A Travelers Cos. Inc. unit is not obligated to provide coverage to a seafood company that was the victim of a spoofing email scheme under an exclusion in its computer fraud policy, says a federal appeals court in upholding a lower court ruling.

Seattle-based Aqua Star (USA) Corp. does business with Zhanjiang, China-based Zhanjiang Longwei Aquatic Products Industry Co. Ltd., a vendor from which it purchases frozen shrimp, according to court papers in Aqua Star (USA) Corp., a subsidiary of Admiralty Island Fisheries Inc. v. Travelers Casualty and Surety Company of America.

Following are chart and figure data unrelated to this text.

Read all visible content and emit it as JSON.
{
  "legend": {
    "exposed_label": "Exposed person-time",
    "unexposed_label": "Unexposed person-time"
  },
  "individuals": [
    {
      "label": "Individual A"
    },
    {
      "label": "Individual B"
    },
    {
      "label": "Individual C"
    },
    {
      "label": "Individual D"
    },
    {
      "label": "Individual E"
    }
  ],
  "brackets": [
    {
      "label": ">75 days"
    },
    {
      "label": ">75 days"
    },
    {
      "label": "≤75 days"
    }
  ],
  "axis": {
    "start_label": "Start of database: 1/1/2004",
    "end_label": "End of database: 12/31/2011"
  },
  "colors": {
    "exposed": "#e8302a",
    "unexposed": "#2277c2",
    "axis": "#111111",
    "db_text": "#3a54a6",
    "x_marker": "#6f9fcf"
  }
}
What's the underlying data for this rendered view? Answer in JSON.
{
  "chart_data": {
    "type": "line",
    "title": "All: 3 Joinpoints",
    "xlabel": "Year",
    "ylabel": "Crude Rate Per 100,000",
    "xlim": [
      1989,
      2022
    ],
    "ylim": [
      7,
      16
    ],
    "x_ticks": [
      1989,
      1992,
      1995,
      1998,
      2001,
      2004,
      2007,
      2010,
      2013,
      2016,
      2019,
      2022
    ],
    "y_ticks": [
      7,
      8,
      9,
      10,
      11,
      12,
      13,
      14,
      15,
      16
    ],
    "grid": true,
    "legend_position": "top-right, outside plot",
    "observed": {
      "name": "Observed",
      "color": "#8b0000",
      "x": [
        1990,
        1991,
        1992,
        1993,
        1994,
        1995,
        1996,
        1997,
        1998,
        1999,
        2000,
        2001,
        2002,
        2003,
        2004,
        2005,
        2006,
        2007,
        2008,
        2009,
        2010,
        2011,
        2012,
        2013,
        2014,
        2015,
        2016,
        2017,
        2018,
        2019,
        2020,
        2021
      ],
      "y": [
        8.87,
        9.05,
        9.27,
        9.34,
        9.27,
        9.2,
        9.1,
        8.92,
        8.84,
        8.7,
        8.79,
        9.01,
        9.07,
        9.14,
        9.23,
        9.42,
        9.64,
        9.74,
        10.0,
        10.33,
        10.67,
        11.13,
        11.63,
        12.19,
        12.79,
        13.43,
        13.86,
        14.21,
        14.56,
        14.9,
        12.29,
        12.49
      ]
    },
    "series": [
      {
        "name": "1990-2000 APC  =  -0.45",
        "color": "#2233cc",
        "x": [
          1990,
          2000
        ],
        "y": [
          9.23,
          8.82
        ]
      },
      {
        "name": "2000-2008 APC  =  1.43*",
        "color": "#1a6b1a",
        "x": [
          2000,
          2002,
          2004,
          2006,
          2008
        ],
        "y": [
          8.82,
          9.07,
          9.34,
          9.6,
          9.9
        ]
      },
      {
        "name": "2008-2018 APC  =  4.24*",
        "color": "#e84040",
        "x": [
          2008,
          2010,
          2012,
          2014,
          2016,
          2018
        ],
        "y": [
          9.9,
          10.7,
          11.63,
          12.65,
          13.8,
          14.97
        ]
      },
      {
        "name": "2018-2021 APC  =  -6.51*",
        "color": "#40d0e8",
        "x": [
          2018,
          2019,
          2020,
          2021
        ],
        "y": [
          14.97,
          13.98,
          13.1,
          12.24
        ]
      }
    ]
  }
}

Longwei’s computer system was hacked in the summer of 2013, according to court papers. The hacker apparently monitored email exchanges between an Aqua Star employee and a Longwei employee before beginning to intercept the email exchanges and sending fraudulent emails using spoofed email domains that appeared similar to the employees’ actual email, for instance by substituting the number 1 for the lower-case i.

The hacker directed the Aqua Star employee in these emails to change the bank account information for Longwei for future wire transfers, and the Aqua Star employee complied, resulting in the company being defrauded of $713,890.

Hartford, Connecticut-based Travelers Casualty denied coverage, and Aqua Star filed suit in U.S. District Court in Seattle, charging breach of contract.

The District Court granted Travelers summary judgment, which was upheld by a unanimous three-judge appeals court panel of the 9th U.S. Circuit Court of Appeals in San Francisco.

An exclusion in the Travelers policy “unambiguously provides that the policy ‘will not apply to loss or damages resulting directly or indirectly from the input of Electronic Data by a natural person having the authority to enter the Insured’s Computer system,’” said the ruling.

“Aqua Star’s losses resulted from employees authorized to enter its computer system changing wiring information and sending four payments to a fraudster’s account.

“These employees ‘ha(d) the authority to enter’ Aqua Star’s system when they ‘input’ Electronic Data on Aqua Star computers, to change the wiring information and authorize the four wires,” the ruling said.

“Their conduct fits squarely within the Exclusion,” said the ruling in affirming the lower court’s ruling dismissing the case.

In November, a federal court ruled that Travelers Casualty and Surety’s crime policy does not cover a computer fraud case because its policyholder has not established that the wired payments its supplier had inadvertently sent to an imposter can be considered its owned property under terms of its policy.